I thought the villains were great, and the protagonists were great. Tom Wilkinson is always a good bad guy. He has that sort of voice that can strike fear, and he has a presence that makes you believe he’s the type of guy who would do anything to get what he wants. And William Fichtner was truly terrifying. He’s usually more of a neurotic, comic relief type of character (to my mind, anyway), and to see him play a really ugly, horrible example of a human being was a lot of fun to watch. He really was bad to the bone, and while it was a little cliche at times, I feel that’s another trait of the Western genre that I’m not going to count against this movie.
The chemistry between Hammer and Depp was hard to put a finger on at first, because they disliked each other so much, and the Lone Ranger spent so much of the first part of the movie trying to put Tonto back in jail, but it shone through toward the end and especially their comic banter made it a real “buddy” type of movie.
Probably one of my favorite performances was Helena Bonham Carter’s as a madam of a whorehouse with a prosthetic leg made of ivory that is fully loaded, literally. She usually plays a villain or an antagonist of some kind, but here, she was on the side of the “good guys”. I felt like she was much more the solid, strong female character than Ruth Wilson’s Rebecca Reid. Yeah, she may have been a prostitute, but I felt like her role contributed much more to the plot and the entertainment of the movie than Rebecca’s.

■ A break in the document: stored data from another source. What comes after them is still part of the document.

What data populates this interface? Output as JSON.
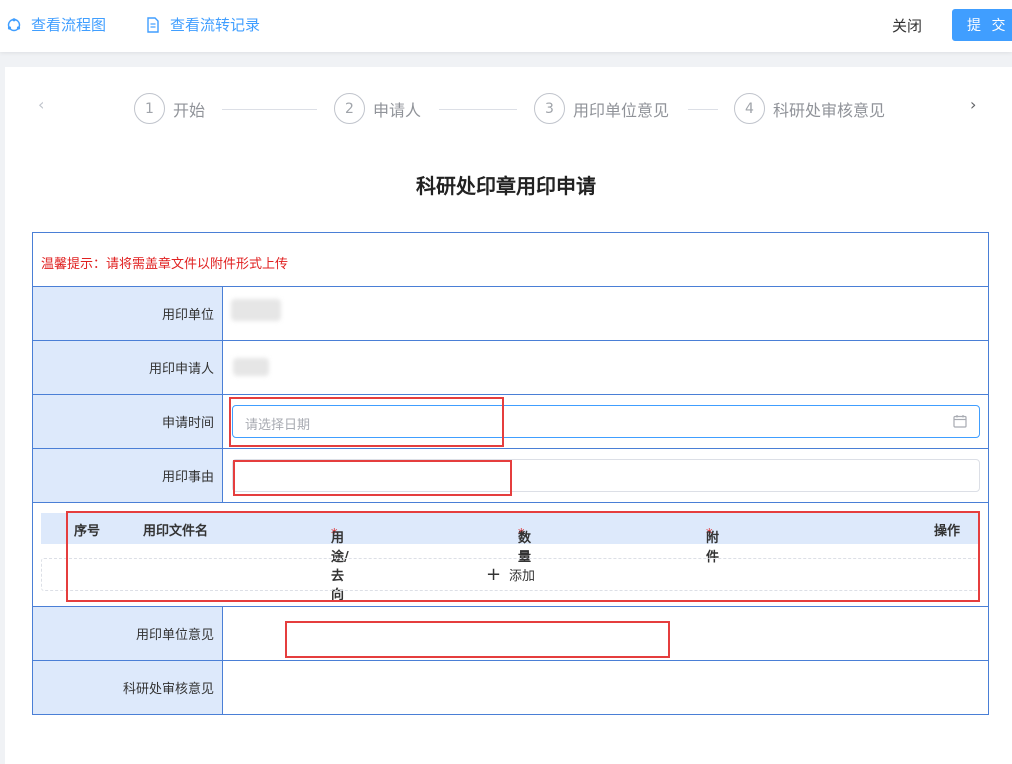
{
  "toolbar": {
    "view_flowchart": "查看流程图",
    "view_records": "查看流转记录",
    "close_label": "关闭",
    "submit_label": "提 交"
  },
  "steps": [
    {
      "num": "1",
      "label": "开始"
    },
    {
      "num": "2",
      "label": "申请人"
    },
    {
      "num": "3",
      "label": "用印单位意见"
    },
    {
      "num": "4",
      "label": "科研处审核意见"
    }
  ],
  "steps_nav": {
    "prev": "‹",
    "next": "›"
  },
  "form": {
    "title": "科研处印章用印申请",
    "notice": "温馨提示：请将需盖章文件以附件形式上传",
    "fields": {
      "unit_label": "用印单位",
      "applicant_label": "用印申请人",
      "apply_time_label": "申请时间",
      "apply_time_placeholder": "请选择日期",
      "reason_label": "用印事由",
      "unit_opinion_label": "用印单位意见",
      "research_opinion_label": "科研处审核意见"
    },
    "subtable": {
      "columns": [
        {
          "label": "序号",
          "required": false
        },
        {
          "label": "用印文件名",
          "required": false
        },
        {
          "label": "用途/去向",
          "required": true
        },
        {
          "label": "数量",
          "required": true
        },
        {
          "label": "附件",
          "required": true
        },
        {
          "label": "操作",
          "required": false
        }
      ],
      "required_mark": "*",
      "add_label": "添加",
      "add_icon": "+"
    }
  },
  "colors": {
    "accent": "#409eff",
    "label_bg": "#dde9fb",
    "border": "#4a7fd6",
    "notice": "#e02020",
    "highlight": "#e53e3e"
  },
  "icons": [
    "flowchart-icon",
    "document-icon",
    "calendar-icon",
    "plus-icon"
  ]
}
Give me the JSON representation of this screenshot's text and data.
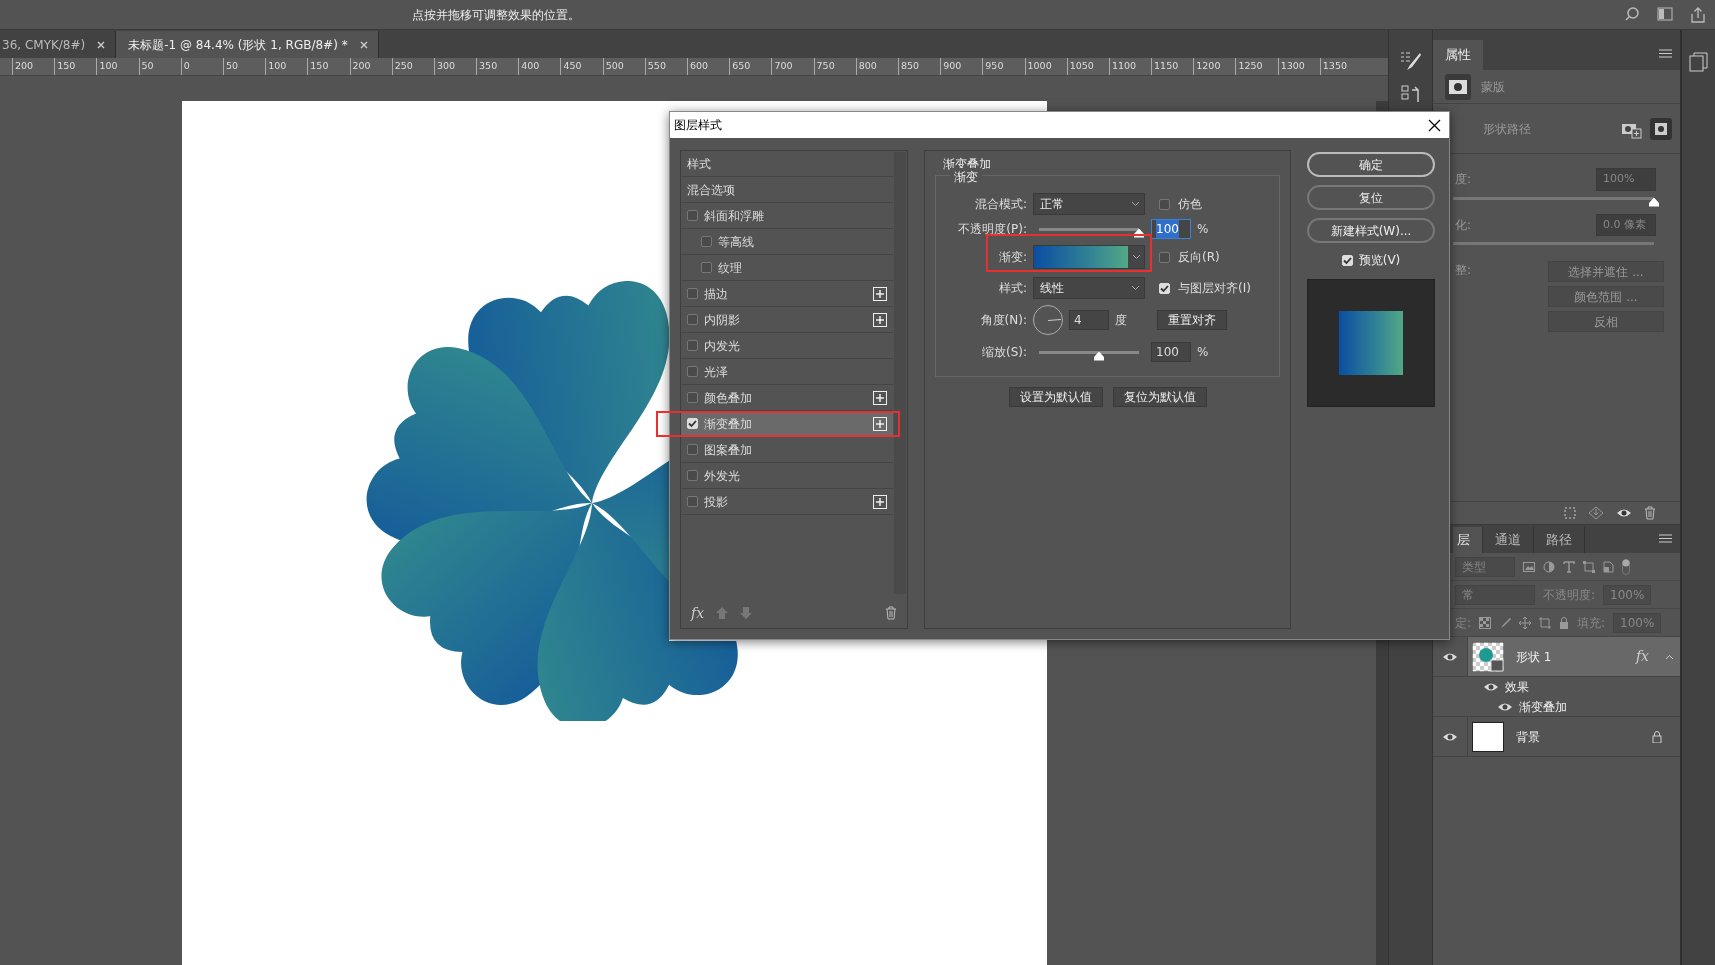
{
  "hint": "点按并拖移可调整效果的位置。",
  "doc_tabs": [
    {
      "label": "36, CMYK/8#)",
      "selected": false
    },
    {
      "label": "未标题-1 @ 84.4% (形状 1, RGB/8#) *",
      "selected": true
    }
  ],
  "ruler": [
    "200",
    "150",
    "100",
    "50",
    "0",
    "50",
    "100",
    "150",
    "200",
    "250",
    "300",
    "350",
    "400",
    "450",
    "500",
    "550",
    "600",
    "650",
    "700",
    "750",
    "800",
    "850",
    "900",
    "950",
    "1000",
    "1050",
    "1100",
    "1150",
    "1200",
    "1250",
    "1300",
    "1350"
  ],
  "dialog": {
    "title": "图层样式",
    "styles": [
      {
        "kind": "header",
        "label": "样式"
      },
      {
        "kind": "header",
        "label": "混合选项"
      },
      {
        "kind": "effect",
        "label": "斜面和浮雕",
        "checked": false,
        "selected": false,
        "add": false,
        "children": [
          {
            "kind": "effect",
            "label": "等高线",
            "checked": false,
            "selected": false,
            "add": false
          },
          {
            "kind": "effect",
            "label": "纹理",
            "checked": false,
            "selected": false,
            "add": false
          }
        ]
      },
      {
        "kind": "effect",
        "label": "描边",
        "checked": false,
        "selected": false,
        "add": true
      },
      {
        "kind": "effect",
        "label": "内阴影",
        "checked": false,
        "selected": false,
        "add": true
      },
      {
        "kind": "effect",
        "label": "内发光",
        "checked": false,
        "selected": false,
        "add": false
      },
      {
        "kind": "effect",
        "label": "光泽",
        "checked": false,
        "selected": false,
        "add": false
      },
      {
        "kind": "effect",
        "label": "颜色叠加",
        "checked": false,
        "selected": false,
        "add": true
      },
      {
        "kind": "effect",
        "label": "渐变叠加",
        "checked": true,
        "selected": true,
        "add": true
      },
      {
        "kind": "effect",
        "label": "图案叠加",
        "checked": false,
        "selected": false,
        "add": false
      },
      {
        "kind": "effect",
        "label": "外发光",
        "checked": false,
        "selected": false,
        "add": false
      },
      {
        "kind": "effect",
        "label": "投影",
        "checked": false,
        "selected": false,
        "add": true
      }
    ],
    "footer_fx": "fx",
    "section": "渐变叠加",
    "subsection": "渐变",
    "blend": {
      "label": "混合模式:",
      "value": "正常"
    },
    "dither": {
      "label": "仿色",
      "checked": false
    },
    "opacity": {
      "label": "不透明度(P):",
      "level": 1,
      "value": "100",
      "unit": "%"
    },
    "gradient_label": "渐变:",
    "reverse": {
      "label": "反向(R)",
      "checked": false
    },
    "style": {
      "label": "样式:",
      "value": "线性"
    },
    "align": {
      "label": "与图层对齐(I)",
      "checked": true
    },
    "angle": {
      "label": "角度(N):",
      "value": "4",
      "unit": "度",
      "button": "重置对齐"
    },
    "scale": {
      "label": "缩放(S):",
      "level": 0.6,
      "value": "100",
      "unit": "%"
    },
    "default_buttons": [
      "设置为默认值",
      "复位为默认值"
    ],
    "actions": [
      "确定",
      "复位",
      "新建样式(W)..."
    ],
    "preview": {
      "label": "预览(V)",
      "checked": true
    }
  },
  "properties": {
    "tab": "属性",
    "mask_label": "蒙版",
    "path_label": "形状路径",
    "density": {
      "label": "度:",
      "value": "100%",
      "level": 1
    },
    "feather": {
      "label": "化:",
      "value": "0.0 像素"
    },
    "refine_label": "整:",
    "buttons": [
      "选择并遮住 ...",
      "颜色范围 ...",
      "反相"
    ]
  },
  "layers": {
    "tabs": [
      {
        "label": "层",
        "selected": true
      },
      {
        "label": "通道",
        "selected": false
      },
      {
        "label": "路径",
        "selected": false
      }
    ],
    "filter": "类型",
    "blend": "常",
    "opacity_label": "不透明度:",
    "opacity": "100%",
    "lock_label": "定:",
    "fill_label": "填充:",
    "fill": "100%",
    "items": [
      {
        "kind": "shape",
        "name": "形状 1",
        "selected": true,
        "fx": "fx",
        "locked": false,
        "effects_label": "效果",
        "effects": [
          "渐变叠加"
        ]
      },
      {
        "kind": "background",
        "name": "背景",
        "selected": false,
        "locked": true
      }
    ]
  }
}
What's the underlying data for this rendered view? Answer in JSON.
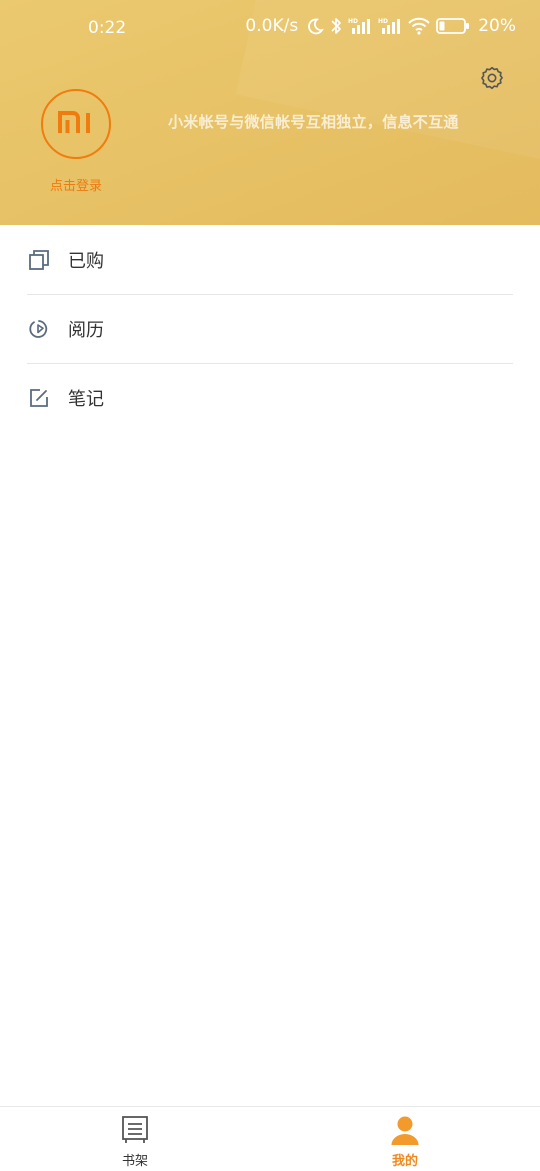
{
  "status_bar": {
    "time": "0:22",
    "network_speed": "0.0K/s",
    "battery": "20%",
    "icons": [
      "moon-icon",
      "bluetooth-icon",
      "hd-signal-icon",
      "hd-signal-icon",
      "wifi-icon",
      "battery-icon"
    ]
  },
  "header": {
    "settings_icon": "gear-icon",
    "avatar_icon": "mi-logo",
    "login_label": "点击登录",
    "notice": "小米帐号与微信帐号互相独立，信息不互通",
    "background_color": "#e7c165",
    "accent_color": "#f07c0f"
  },
  "menu": {
    "items": [
      {
        "label": "已购",
        "icon": "purchased-icon"
      },
      {
        "label": "阅历",
        "icon": "reading-history-icon"
      },
      {
        "label": "笔记",
        "icon": "note-edit-icon"
      }
    ]
  },
  "tabbar": {
    "tabs": [
      {
        "label": "书架",
        "icon": "bookshelf-icon",
        "active": false
      },
      {
        "label": "我的",
        "icon": "person-icon",
        "active": true
      }
    ],
    "active_color": "#f08a1f"
  }
}
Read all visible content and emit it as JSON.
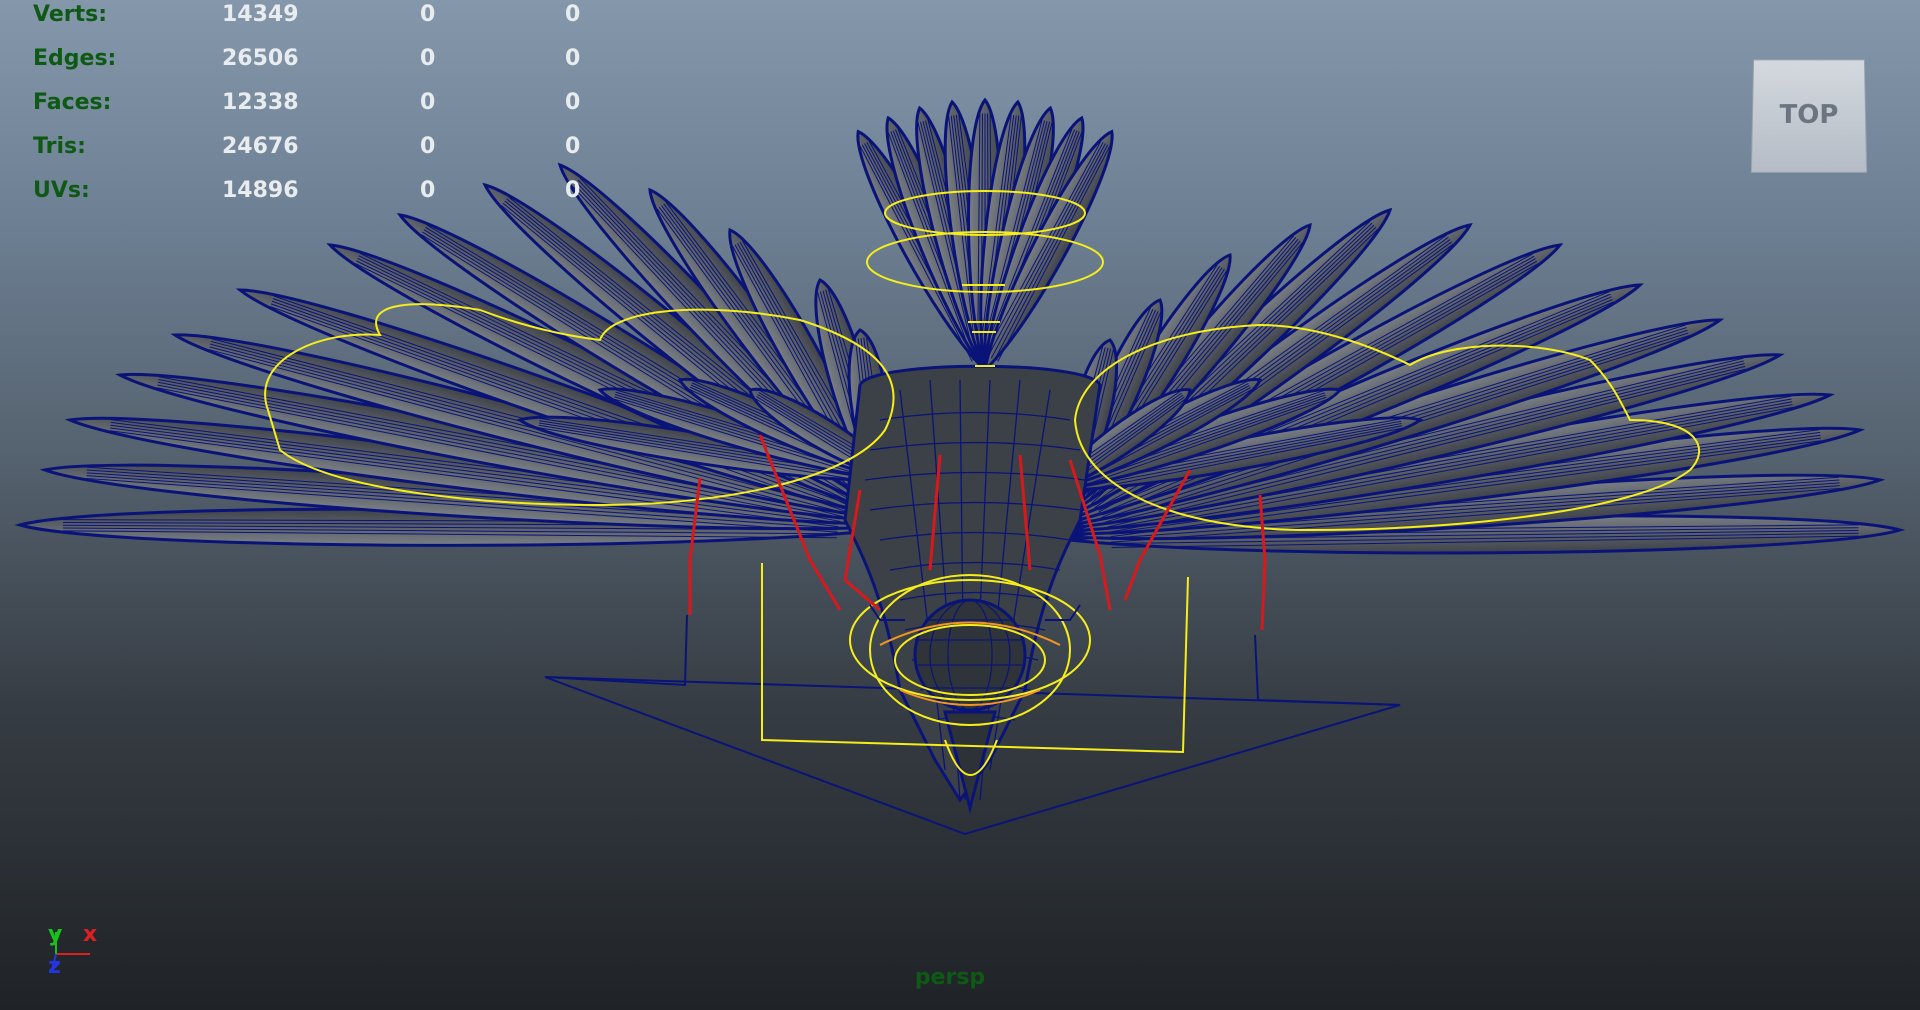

Well done.
I saw the movie Thursday morning after it came out (Wednesday), and the theater was pretty well packed. I enjoyed the movie, and the people in the theater with me that really enjoyed it, I daresay even more than I did. They applauded at the end, and they laughed all the way through. Because of that, it makes me think the critics were a little too harsh on it. It may not be the film of the decade or an Oscar nominee or anything, but it’s an entertaining, fun for the family kind of movie, and I think the critics did movie-goers a disservice by turning them away from a movie that many of them would have likely enjoyed.
(I skimmed a couple reviews after writing mine, just to see what all the complaints were about, and I think I outlined them pretty well in the “What People May Not Like” section. If you can get past that stuff, preferably to the things I mention in the “Why I liked it” section, I don’t see any reason why you wouldn’t enjoy it, too.)
I’m saying 3 stars because it did have its flaws, but it was still fun and enjoyable overall. I would give it 3.5 stars, but I don’t do half stars on this blog, and I think 4 stars would be overstating it. In any case, I think if you like Johnny Depp, if you like Westerns, and if you like the Lone Ranger TV series, I think you’d have fun at this movie.
It affects chemicals in the body that are involved in the cause of some types of hurt. There are many medicines which give you things you need to be ready on your own terms. What doctors talk about viagra or cialis? It contains Sildenafil. Also known as erectile disfunction is defined as the impossibility to attain an erection suitable for intercourse. Having erectile disfunction can no doubt complicate dating. Many men take more medicines later in life and some have sexual side effects that will lead to impotence. Some of medications fuel desire. Certain far-famed medicaments can mean screwing with your orgasm. What is the most significant facts you perhaps know know about this?